In 1895 the county surveyors of Nemaha County and Atchison County surveyed the abandoned bed of the Missouri River.

On February 24, 1904, Missouri filed a claim with the Supreme Court claiming jurisdiction. Nebraska filed a cross suit. Missouri argued that when Congress approved the extension of borders under the Platte Purchase, the border was to be the middle of the river (although the border was not surveyed at the time). Nebraska argued that its borders were surveyed when it entered the union.

Justice John Marshall Harlan delivered the opinion, saying, "The question is well settled at common law, that the person whose land is bounded by a stream of water, which changes its course gradually by alluvial formations, shall still hold by the same boundary, including the accumulated soil. No other rule can be applied on just principles. Every proprietor whose land is thus bounded is subject to loss by the same means which may add to his territory; and as he is without remedy for his loss, in this way, he cannot be held accountable for his gain."

The court told the states to either accept the boundaries surveyed in 1895 or ask for a new survey. The boundary was not further defined until 1999 when the states agreed to have Midland Surveying, Inc. conduct the survey. This in turn led to the Missouri-Nebraska Compact, which the states and Congress approved in 1999.

The two closest Missouri River bridges offering access were built in the 1930s when the northerly route via Waubonsie Bridge (subsequently replaced by the Nebraska City Bridge) in 1930 and the southerly route through the Brownville Bridge opened in 1939. The Nebraska City route requires one to travel through Otoe County, cross into Iowa and then come back through Missouri. The Brownville Bridge (which was actually paid for by Atchison County) connects Nemaha County and Atchison County at Brownville, Nebraska. Prior to the 1920s the only non-rail land access between the sides involved either going to Omaha, Nebraska to the Ak-Sar-Ben Bridge or to Kansas City, Missouri to the ASB Bridge.

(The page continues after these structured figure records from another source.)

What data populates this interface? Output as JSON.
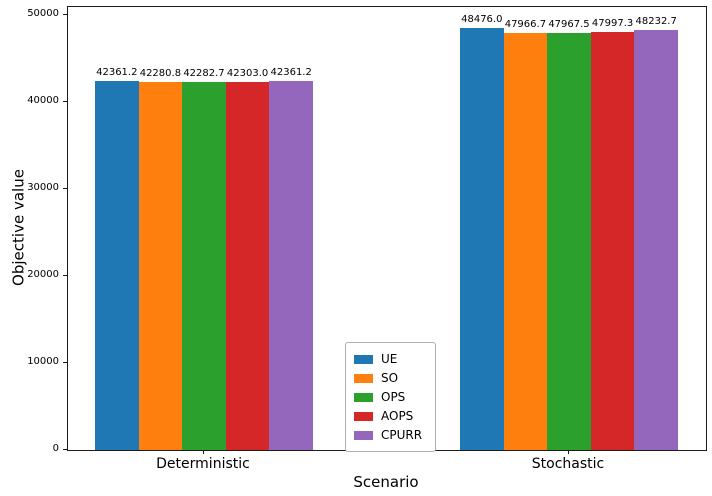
{
  "chart_data": {
    "type": "bar",
    "title": "",
    "xlabel": "Scenario",
    "ylabel": "Objective value",
    "categories": [
      "Deterministic",
      "Stochastic"
    ],
    "series": [
      {
        "name": "UE",
        "color": "#1f77b4",
        "values": [
          42361.2,
          48476.0
        ]
      },
      {
        "name": "SO",
        "color": "#ff7f0e",
        "values": [
          42280.8,
          47966.7
        ]
      },
      {
        "name": "OPS",
        "color": "#2ca02c",
        "values": [
          42282.7,
          47967.5
        ]
      },
      {
        "name": "AOPS",
        "color": "#d62728",
        "values": [
          42303.0,
          47997.3
        ]
      },
      {
        "name": "CPURR",
        "color": "#9467bd",
        "values": [
          42361.2,
          48232.7
        ]
      }
    ],
    "ylim": [
      0,
      50900
    ],
    "yticks": [
      0,
      10000,
      20000,
      30000,
      40000,
      50000
    ],
    "grid": false,
    "legend_position": "lower center inside axes",
    "value_label_decimals": 1
  }
}
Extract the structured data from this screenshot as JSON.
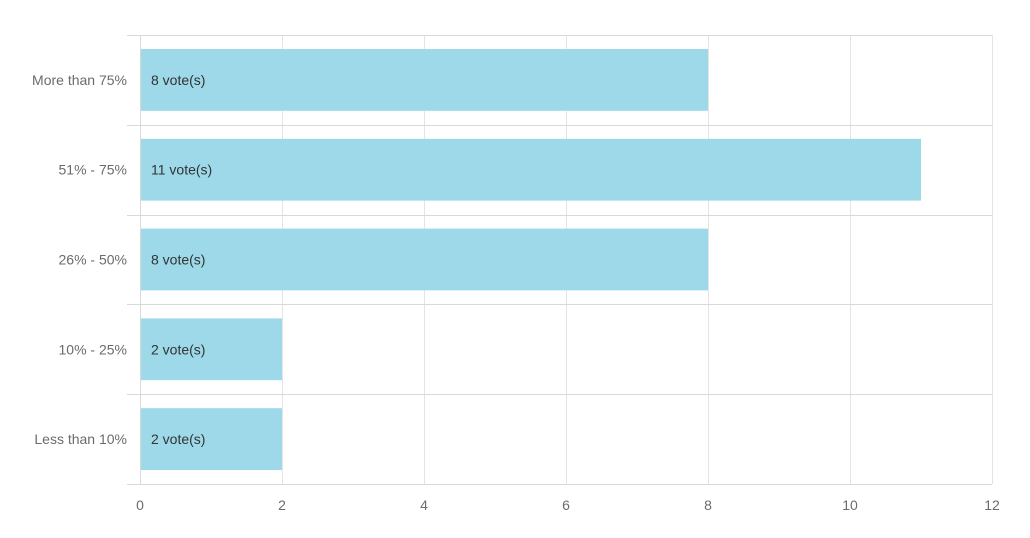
{
  "chart_data": {
    "type": "bar",
    "orientation": "horizontal",
    "title": "",
    "xlabel": "",
    "ylabel": "",
    "categories": [
      "More than 75%",
      "51% - 75%",
      "26% - 50%",
      "10% - 25%",
      "Less than 10%"
    ],
    "values": [
      8,
      11,
      8,
      2,
      2
    ],
    "data_labels": [
      "8 vote(s)",
      "11 vote(s)",
      "8 vote(s)",
      "2 vote(s)",
      "2 vote(s)"
    ],
    "xlim": [
      0,
      12
    ],
    "xticks": [
      0,
      2,
      4,
      6,
      8,
      10,
      12
    ],
    "grid": true,
    "legend": "none",
    "bar_color": "#9dd9e9"
  }
}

The island at various times had a Methodist church (built in 1897) and a school. In 1907 it had "30 families with 56 children, 36 of which were enrolled in school. In 1966 there were seven families living there, and a contract with the Hamburg, Iowa, schools provided for the education of the eleven pupils living on the island then." The old school house was used as a polling place. The Hamburg school meant that students had to travel from Nebraska and go through Missouri before attending school in Iowa.

Most of the island's land was under 2 to 10 feet of water during the 2011 Missouri River Flood, as levees protecting it from the Missouri failed.